How do you get to Carnegie Hall, again?

Life’s not too shabby these days for 27 year old mezzo soprano and Douglas native Niamh O’Sullivan.

Described as a ‘rising star of opera’, Niamh has already ticked some major boxes in the opera world, including her concert performance of ‘Der Rosenkavalier’ at New York’s Carnegie Hall.

Her immense talent was first discovered during her time with the Regina Mundi College Choir in Cork.

After that, Niamh set her sights on the big smoke where she further honed her skills at the Royal Irish Academy of Music in Dublin under the late Veronica Dunne. Then, in 2016, she moved to Munich and has been based there ever since.

But what is life actually like for such a young talent whose operatic diary is almost full until 2025 and who has just bagged the Cork Person of the Month award for August?

“It's mad to feel like my life is planned so far in advance at such a young age. It's really exciting. I could never have imagined that I'd be on this world journey at such a young age - the young girl from Cork. It's everything I've dreamed of,” says Niamh.

“Even when I was in college, I really knew what I wanted to do. I was so focused on my lessons and my rehearsals, that I'd miss a lot of my social life. You have to compromise when you're an opera singer because your instrument is your voice. You can't overdo the socialising aspect of things.

“Now that I've started the career, if I have 3 weeks off I can say ‘Okay, I can enjoy myself here now’, whereas in college, the lessons were just so intense. So, I can kind of plan my social life now but there isn't a lot of it, I have to say. There are definitely things I miss out on but it's all worth it in the end.”

When it comes to her appreciation for opera, it could be described as a “chicken or the egg” scenario for Niamh, who says true appreciation only came after she was comfortable with her craft. And then there are the languages – so many languages.

“I feel like when you're feeling comfortable with your voice and your technique and things are working without much effort, then the appreciation comes because you can enjoy it more.

“It was hard at the beginning because there's so much to learn and it's so frustrating, I mean it's still frustrating. I'm frustrated every day with my voice because it changes all the time.

“It's not a bad thing. It's usually a good thing when the voice is changing and developing but sometimes you need someone to track it with you because it can be hard to do it alone.”

Niamh, whose German is coming along nicely, says a singer definitely doesn’t need to be fluent in a language in order to sing it, but it certainly helps - a lot. For the Cork southsider, French is the toughest of all when it comes to pronunciation.

“There's a lot of vowels and some of them are so close to each other,” Niamh explains.

“With Italian, it is as it's written.
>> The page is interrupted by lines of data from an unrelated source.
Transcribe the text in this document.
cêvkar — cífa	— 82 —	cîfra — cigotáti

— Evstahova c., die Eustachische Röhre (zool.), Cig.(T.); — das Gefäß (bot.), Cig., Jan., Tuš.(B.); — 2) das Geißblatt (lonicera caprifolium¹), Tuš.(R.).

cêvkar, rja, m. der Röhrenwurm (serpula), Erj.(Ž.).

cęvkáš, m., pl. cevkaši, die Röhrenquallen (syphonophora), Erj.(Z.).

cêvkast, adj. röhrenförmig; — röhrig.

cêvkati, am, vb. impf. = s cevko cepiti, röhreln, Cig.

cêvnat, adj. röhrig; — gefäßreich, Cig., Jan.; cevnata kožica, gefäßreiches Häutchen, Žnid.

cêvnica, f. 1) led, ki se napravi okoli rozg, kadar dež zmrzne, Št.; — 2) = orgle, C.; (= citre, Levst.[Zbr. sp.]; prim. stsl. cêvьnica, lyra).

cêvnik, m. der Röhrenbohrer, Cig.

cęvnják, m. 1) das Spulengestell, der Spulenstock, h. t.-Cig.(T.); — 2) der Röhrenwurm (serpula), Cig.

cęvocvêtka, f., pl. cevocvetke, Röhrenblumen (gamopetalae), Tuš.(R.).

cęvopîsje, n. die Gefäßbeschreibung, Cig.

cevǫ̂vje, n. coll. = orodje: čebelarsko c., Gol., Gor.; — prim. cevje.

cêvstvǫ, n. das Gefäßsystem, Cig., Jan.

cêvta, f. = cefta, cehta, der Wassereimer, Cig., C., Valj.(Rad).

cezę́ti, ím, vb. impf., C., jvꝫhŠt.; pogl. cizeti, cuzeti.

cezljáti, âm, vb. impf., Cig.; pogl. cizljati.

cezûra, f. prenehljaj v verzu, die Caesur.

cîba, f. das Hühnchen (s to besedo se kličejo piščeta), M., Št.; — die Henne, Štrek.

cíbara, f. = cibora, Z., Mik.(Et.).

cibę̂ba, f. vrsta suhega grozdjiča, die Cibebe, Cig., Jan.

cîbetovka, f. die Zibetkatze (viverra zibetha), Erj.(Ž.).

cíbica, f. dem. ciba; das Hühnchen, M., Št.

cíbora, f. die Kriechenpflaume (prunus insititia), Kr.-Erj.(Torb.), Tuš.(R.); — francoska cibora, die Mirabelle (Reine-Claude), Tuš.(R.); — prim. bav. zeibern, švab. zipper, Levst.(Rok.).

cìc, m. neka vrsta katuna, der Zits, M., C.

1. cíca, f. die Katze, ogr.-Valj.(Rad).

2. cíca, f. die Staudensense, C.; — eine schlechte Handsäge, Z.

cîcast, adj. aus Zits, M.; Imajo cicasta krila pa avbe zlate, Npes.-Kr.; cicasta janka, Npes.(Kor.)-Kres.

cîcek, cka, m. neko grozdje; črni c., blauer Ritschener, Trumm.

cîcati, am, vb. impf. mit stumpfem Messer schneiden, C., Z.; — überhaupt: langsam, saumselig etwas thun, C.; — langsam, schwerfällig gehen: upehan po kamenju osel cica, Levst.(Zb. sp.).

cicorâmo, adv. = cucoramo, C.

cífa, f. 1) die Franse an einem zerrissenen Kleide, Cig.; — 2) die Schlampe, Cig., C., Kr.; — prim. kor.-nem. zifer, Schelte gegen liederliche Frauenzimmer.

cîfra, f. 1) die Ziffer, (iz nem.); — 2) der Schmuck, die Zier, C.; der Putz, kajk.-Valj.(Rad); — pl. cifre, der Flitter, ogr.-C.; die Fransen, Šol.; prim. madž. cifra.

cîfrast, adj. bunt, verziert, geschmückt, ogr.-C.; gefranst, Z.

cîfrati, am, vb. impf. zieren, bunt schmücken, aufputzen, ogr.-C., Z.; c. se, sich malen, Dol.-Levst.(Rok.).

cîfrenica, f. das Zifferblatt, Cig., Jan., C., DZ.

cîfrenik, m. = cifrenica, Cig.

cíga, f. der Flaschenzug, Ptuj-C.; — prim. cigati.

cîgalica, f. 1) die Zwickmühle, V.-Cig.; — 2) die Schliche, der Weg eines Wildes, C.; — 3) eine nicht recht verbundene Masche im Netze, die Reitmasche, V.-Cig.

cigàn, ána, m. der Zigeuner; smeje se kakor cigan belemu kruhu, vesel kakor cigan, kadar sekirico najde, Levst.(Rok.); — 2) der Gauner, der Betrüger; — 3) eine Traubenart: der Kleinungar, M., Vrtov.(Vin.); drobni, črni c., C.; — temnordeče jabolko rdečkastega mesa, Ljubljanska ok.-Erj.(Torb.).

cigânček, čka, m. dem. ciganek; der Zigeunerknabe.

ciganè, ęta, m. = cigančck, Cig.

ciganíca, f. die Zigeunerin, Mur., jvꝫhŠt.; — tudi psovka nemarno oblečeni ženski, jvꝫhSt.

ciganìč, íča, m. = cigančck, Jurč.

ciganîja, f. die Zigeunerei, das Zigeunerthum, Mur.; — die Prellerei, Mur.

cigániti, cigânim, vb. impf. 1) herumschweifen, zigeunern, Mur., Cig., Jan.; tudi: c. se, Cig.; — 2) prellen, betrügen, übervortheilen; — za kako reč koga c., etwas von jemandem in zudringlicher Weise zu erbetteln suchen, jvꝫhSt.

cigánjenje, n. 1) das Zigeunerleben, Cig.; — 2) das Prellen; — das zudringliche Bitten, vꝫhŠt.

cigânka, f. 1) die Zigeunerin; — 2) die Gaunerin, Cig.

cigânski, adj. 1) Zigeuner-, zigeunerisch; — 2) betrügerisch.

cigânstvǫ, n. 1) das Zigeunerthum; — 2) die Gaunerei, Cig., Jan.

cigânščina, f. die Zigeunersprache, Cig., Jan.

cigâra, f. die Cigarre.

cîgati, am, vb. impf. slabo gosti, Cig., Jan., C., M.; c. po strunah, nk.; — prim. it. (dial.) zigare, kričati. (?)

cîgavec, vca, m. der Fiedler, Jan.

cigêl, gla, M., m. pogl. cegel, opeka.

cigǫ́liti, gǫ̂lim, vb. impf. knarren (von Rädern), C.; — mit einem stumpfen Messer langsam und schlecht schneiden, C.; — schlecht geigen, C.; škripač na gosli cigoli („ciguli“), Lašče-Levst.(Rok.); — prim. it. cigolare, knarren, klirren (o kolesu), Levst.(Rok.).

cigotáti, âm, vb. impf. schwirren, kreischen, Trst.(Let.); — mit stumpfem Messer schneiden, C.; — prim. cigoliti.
When I do nail something in French, it is actually my favourite language to sing in. It's so beautiful how one vowel flows into the other. They're all beautiful to sing in to be honest. Some people don't really like German because there's a lot of consonants and people say it takes away from the flow, but I do love German because I feel more at home with it.”

Niamh’s latest role will see her back on Leeside this month when she stars as the “yummy mummy” in renowned Irish playwright Enda Walsh’s ‘The First Child’ on 17 September in Cork Opera House.

“I'm playing the kind of yummy mummy from the southside of Dublin who comes across as though she had this perfect life and actually, she doesn't. She's actually not very happy at all.

“I feel like everyone will relate to it. You know, sometimes opera can seem so far from what people know, but it’s almost like a play.

“I do feel like Cork audiences will enjoy it – the language is really funny and there's a few 'fs' in there.”

As for the future, Niamh’s schedule is chock-a-block with projects and performances including a stint at the Royal Opera House in Covent Garden in London. She will also be returning to Carnegie Hall, and having lifted the roof there once already, certainly won’t need directions this time.

“I'm going to trust the career and whatever happens will happen, and whatever doesn't happen, doesn't for a reason.”